Conservative educationalist, Diane Ravitch, is at it again – highlighting the failures of the New York City school accountability model which Julia Gillard wants to emulate in Australia. Her latest burst is that New York grading system of schools is “absurd” and is making “a mockery of the meaning of ‘accountability ”.
Ravitch has been an advocate of improving school accountability in the past, but she thinks the New York system is a total disaster. She has previously called the New York’s school reporting system “inherently unreliable”, “dubious” and produces “bizarre results”. She has said that New York officials, under the Schools Chancellor so admired by Julia Gillard, may be dispensing false data to parents, scaring them needlessly about their children’s school and destabilizing schools and communities.
It is clear that Julia Gillard and her education advisors have failed the basic competency test. They failed to properly investigate and assess the New York model before they began to spruik it.
Adding grist to the mill, this flawed accountability system is now shown to have internal contradictions. The school reporting system is at odds with the teacher cash bonus system introduced by Joel Klein to encourage school improvement. The New York Times reports that teachers and principals at five schools that received an ‘F’ (failed) grade earned cash bonuses for improving student achievement. A total of $US930,000 was distributed to teachers in these schools and $US35,000 to the principals.
Yet, students at the five schools consistently lagged far behind their peers citywide on state math and reading tests, often with less than 20 percent meeting state standards. Four of the schools have now been closed and the fifth is scheduled to close in 2010,
The bonuses, part of a pilot program, were granted to 89 of 160 eligible high-poverty elementary and middle schools citywide, based on a predetermined target that considered student performance and progress on state tests, as well as parent and teacher surveys and attendance, as compared with similar schools.

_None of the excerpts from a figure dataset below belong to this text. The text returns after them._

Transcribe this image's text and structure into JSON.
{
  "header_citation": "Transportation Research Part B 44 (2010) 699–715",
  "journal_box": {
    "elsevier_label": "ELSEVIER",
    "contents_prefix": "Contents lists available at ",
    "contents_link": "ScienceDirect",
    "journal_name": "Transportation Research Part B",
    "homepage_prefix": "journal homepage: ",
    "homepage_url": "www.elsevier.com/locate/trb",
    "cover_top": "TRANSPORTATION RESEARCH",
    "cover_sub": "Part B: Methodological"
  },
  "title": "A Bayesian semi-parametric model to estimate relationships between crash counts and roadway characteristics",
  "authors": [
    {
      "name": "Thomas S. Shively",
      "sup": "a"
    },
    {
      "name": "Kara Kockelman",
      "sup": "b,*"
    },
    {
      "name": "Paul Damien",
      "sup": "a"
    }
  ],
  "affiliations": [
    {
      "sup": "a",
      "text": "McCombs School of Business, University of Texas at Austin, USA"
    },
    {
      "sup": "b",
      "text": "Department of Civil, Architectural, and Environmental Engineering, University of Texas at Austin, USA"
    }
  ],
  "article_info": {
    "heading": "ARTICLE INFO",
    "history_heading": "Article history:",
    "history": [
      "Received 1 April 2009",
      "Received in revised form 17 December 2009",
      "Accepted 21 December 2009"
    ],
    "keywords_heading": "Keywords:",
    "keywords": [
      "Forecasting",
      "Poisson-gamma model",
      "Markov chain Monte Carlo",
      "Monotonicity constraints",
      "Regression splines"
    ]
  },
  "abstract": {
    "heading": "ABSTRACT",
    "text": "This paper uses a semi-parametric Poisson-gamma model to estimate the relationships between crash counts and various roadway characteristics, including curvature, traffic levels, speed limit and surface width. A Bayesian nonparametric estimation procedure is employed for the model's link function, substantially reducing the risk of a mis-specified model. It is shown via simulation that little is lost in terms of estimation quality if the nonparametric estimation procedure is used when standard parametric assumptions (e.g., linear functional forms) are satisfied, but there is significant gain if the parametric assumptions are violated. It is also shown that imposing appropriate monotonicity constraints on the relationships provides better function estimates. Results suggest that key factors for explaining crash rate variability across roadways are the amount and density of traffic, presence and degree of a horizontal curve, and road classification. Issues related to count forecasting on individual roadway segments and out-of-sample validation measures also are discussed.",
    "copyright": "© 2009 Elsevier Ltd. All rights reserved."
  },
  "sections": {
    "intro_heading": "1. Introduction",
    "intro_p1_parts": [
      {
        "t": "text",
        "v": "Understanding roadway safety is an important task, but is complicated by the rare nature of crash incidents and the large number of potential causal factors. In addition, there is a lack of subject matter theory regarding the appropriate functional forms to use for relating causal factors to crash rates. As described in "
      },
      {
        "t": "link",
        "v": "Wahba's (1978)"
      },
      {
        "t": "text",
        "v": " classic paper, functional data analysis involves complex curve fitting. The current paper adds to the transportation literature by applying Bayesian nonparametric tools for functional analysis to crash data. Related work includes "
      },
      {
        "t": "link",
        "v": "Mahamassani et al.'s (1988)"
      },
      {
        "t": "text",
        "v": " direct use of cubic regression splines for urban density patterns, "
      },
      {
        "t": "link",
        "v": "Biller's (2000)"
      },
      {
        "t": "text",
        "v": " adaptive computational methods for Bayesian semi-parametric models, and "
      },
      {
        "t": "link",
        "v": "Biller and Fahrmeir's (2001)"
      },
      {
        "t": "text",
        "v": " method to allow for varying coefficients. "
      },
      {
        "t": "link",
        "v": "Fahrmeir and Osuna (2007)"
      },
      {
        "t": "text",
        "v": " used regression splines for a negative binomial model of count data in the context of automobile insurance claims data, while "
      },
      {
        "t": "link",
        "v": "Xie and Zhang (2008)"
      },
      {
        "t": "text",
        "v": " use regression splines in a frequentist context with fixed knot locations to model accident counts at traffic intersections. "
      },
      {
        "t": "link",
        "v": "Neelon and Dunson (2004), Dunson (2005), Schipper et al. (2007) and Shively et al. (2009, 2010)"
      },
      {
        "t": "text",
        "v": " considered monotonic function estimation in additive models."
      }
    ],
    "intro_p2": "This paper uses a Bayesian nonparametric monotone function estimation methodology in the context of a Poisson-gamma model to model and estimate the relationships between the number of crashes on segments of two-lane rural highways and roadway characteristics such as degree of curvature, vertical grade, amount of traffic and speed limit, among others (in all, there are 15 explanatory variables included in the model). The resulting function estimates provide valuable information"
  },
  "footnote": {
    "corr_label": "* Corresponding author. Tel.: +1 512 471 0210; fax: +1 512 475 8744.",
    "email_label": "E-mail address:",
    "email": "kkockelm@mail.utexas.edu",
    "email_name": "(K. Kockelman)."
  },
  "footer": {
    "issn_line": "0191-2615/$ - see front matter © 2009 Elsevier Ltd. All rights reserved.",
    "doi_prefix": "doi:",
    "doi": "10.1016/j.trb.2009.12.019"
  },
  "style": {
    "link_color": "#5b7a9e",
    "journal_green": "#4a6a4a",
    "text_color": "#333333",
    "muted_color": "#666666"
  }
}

In some cases teachers won bonuses even though barely a third of their students performed at grade level on the state tests.
In a further twist which reveals another problem with reporting school performance, the principal at one of the schools is under investigation by the New York City Education Department for cheating. He was reported to the Department by some teachers who said that he had encouraged cheating at the school and at a school where he was formerly the principal.
Julia Gillard should be warned by such incidents. Publishing school results does not necessarily lead to real improvements in school performance. With high stakes attached to test results, schools look for easy ways to improve their results. Cheating by helping students get the correct answer or changing their answers has become a feature of the US and England school systems. We can expect to see this in Australia if Gillard gets her way.